Österreichs Schützen und Anlagenbetreiber ersparen sich mangels amtlich festgestellter Sanierungsbedürftigkeit diese Kosten. Blei ist hier kein Thema. Es sei denn bei Tieren. Immer wieder werden Steinadler-Findlinge in den Innsbrucker Alpenzoo gebracht. Sie haben fast alle eine Bleivergiftung. Schuld daran ist die Jagd nach Enten und anderen Wasservögeln mit Schrot. Adler fressen die von Jägern vor Ort hinterlassenen Gedärme der erschossenen Wasservögel – samt den Spuren der Bleimunition. Die Enten wiederum fressen gelegentlich die vielen Schrotkörner, die nach der Jagd in ihrem Revier herumliegen, und vergiften sich damit. Die Flossenfüßler nehmen nämlich gerne kleine Steine auf, um die Nahrung besser zu verdauen. Der Genuss von Flugenten kann Gourmets also schwer im Magen liegen. Das deutsche Bundesinstitut für Risikobewertung hat deshalb im vergangenen Jahr Kinder, Schwangere und Frauen mit Kinderwunsch vor dem Genuss von Wild gewarnt. Die Bleibelastung sei wegen der Jagdmunition zu groß.
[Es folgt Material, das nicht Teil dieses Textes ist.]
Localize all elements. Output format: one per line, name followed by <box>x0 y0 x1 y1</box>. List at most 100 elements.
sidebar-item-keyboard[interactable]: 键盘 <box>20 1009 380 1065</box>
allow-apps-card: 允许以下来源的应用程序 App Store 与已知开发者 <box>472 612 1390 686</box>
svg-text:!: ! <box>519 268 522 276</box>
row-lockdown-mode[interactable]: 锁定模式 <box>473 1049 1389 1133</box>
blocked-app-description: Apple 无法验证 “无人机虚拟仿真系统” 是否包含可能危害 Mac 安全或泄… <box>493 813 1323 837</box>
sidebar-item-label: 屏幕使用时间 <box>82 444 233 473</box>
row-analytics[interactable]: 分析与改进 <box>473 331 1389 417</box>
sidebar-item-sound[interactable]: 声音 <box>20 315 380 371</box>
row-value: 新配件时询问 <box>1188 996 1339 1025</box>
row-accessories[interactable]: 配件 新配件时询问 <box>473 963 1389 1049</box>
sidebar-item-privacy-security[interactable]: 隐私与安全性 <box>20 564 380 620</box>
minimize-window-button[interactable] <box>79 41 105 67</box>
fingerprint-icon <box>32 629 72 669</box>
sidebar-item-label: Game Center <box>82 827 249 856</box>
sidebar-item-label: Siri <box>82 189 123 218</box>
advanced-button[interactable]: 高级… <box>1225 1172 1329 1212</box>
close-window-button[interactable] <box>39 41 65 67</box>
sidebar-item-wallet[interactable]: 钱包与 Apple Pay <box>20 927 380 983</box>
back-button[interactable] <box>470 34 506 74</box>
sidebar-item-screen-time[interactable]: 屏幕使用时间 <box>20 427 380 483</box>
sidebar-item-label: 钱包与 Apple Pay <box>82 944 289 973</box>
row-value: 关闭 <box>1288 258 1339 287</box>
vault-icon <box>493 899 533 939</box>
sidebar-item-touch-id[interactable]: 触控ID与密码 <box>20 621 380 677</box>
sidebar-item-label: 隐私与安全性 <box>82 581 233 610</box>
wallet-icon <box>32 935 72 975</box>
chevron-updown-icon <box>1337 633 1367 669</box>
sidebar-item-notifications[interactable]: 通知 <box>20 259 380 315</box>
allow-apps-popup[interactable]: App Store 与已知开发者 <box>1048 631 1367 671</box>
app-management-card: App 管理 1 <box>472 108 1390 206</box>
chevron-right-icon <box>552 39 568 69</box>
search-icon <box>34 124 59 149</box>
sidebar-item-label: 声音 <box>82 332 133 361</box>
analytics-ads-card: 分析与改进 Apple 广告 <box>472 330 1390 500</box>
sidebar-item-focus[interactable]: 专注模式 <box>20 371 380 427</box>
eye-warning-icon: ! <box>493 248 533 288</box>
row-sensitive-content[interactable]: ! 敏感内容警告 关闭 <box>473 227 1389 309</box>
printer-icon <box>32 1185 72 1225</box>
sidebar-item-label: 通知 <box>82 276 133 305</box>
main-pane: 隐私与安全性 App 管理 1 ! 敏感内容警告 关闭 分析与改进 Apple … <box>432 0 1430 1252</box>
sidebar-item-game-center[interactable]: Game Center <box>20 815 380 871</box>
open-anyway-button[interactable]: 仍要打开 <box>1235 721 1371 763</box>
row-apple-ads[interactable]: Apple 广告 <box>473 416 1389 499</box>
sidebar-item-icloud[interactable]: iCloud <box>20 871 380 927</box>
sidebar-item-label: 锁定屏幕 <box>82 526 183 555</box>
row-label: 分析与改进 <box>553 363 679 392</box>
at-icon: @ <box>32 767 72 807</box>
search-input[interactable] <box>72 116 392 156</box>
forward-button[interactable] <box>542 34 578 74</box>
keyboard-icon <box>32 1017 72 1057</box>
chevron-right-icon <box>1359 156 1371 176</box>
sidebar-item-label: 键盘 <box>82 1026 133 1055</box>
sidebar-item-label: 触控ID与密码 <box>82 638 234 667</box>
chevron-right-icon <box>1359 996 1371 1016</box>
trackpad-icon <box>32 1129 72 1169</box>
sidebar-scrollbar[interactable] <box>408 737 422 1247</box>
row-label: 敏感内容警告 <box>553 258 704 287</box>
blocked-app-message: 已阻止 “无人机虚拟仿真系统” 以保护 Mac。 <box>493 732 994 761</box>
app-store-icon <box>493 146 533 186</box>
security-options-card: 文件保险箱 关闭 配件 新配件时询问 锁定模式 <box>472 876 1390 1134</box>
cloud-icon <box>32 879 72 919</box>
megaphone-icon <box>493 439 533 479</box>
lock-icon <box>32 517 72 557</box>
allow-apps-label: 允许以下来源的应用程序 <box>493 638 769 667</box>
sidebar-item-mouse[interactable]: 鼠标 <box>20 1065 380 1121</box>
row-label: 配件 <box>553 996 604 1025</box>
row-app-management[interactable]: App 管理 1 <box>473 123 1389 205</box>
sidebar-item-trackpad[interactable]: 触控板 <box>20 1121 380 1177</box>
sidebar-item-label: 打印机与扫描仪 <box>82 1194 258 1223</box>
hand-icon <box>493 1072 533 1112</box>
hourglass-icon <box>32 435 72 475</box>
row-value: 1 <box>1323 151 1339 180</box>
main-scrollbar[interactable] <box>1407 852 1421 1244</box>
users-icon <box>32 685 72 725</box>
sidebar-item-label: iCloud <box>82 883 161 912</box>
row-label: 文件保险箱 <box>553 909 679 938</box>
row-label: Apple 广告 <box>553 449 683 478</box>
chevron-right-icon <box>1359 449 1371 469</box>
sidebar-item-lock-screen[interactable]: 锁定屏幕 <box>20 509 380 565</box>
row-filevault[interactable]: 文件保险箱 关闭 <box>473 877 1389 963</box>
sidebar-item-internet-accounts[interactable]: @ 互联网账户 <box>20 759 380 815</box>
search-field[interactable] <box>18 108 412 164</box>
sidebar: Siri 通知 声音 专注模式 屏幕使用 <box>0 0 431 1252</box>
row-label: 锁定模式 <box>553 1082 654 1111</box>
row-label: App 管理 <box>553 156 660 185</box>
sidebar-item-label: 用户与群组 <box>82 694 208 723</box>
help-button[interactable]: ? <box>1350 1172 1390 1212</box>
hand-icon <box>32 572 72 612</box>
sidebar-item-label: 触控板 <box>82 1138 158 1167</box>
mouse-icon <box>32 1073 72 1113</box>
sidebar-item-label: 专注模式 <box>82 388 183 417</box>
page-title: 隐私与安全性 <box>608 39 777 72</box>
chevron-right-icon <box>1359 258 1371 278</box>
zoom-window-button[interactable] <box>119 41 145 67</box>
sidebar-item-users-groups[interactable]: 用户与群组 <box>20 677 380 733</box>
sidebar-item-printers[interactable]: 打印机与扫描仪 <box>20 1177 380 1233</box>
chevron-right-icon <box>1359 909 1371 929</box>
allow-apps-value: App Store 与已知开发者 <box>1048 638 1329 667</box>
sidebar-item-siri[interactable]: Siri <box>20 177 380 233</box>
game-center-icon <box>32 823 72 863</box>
Diesen Sommer tritt österreichweit ein Verbot von Bleimunition in Kraft. Es gilt allerdings nur für die Jagd auf Wasservögel. Im Jagdrevier und auf Österreichs Schießplätzen wird weiterhin mit Giftstoffen geballert. Hunderte Tonnen Blei landen so jedes Jahr im Erdreich und damit im Nahrungskreislauf. Zwar gibt es bleifreie Munition, aber die Jägerschaft wehrt sich dagegen, weil die Flugbahn der Projektile anders verläuft als gewohnt. Einzig Andreas Januskovecz, Leiter des Forstamts der Stadt Wien, meint: »Über kurz oder lang muss das Blei aus der Munition verschwinden.«
Dann dürfen die Tegernseer Gebirgsschützen endlich auch wieder daheim in Oberbayern unter heimatlichem Firmament schießen und müssen nicht als Bleitouristen ins Tirolerische ausweichen. Bis dahin werden aber noch viele Maß Bier im Bräustüberl fließen. Garantiert bleifrei wird die erste Woche im August für die Schützen werden. Salutzugführer Günter Gasteiger wird mit seinen Kameraden im Sonderzug und in einwandfreier Montur ins Ausland reisen – diesmal unbewaffnet. Ehrenoffizier Benedikt XVI. lädt in seiner Sommerresidenz Castel Gandolfo zur Privataudienz. Als Schützenhilfe der spirituellen Art.
Dieser Artikel stammt aus der ZEIT Österreich Ausgabe Nr. 21/2012 vom 16. Mai 2012.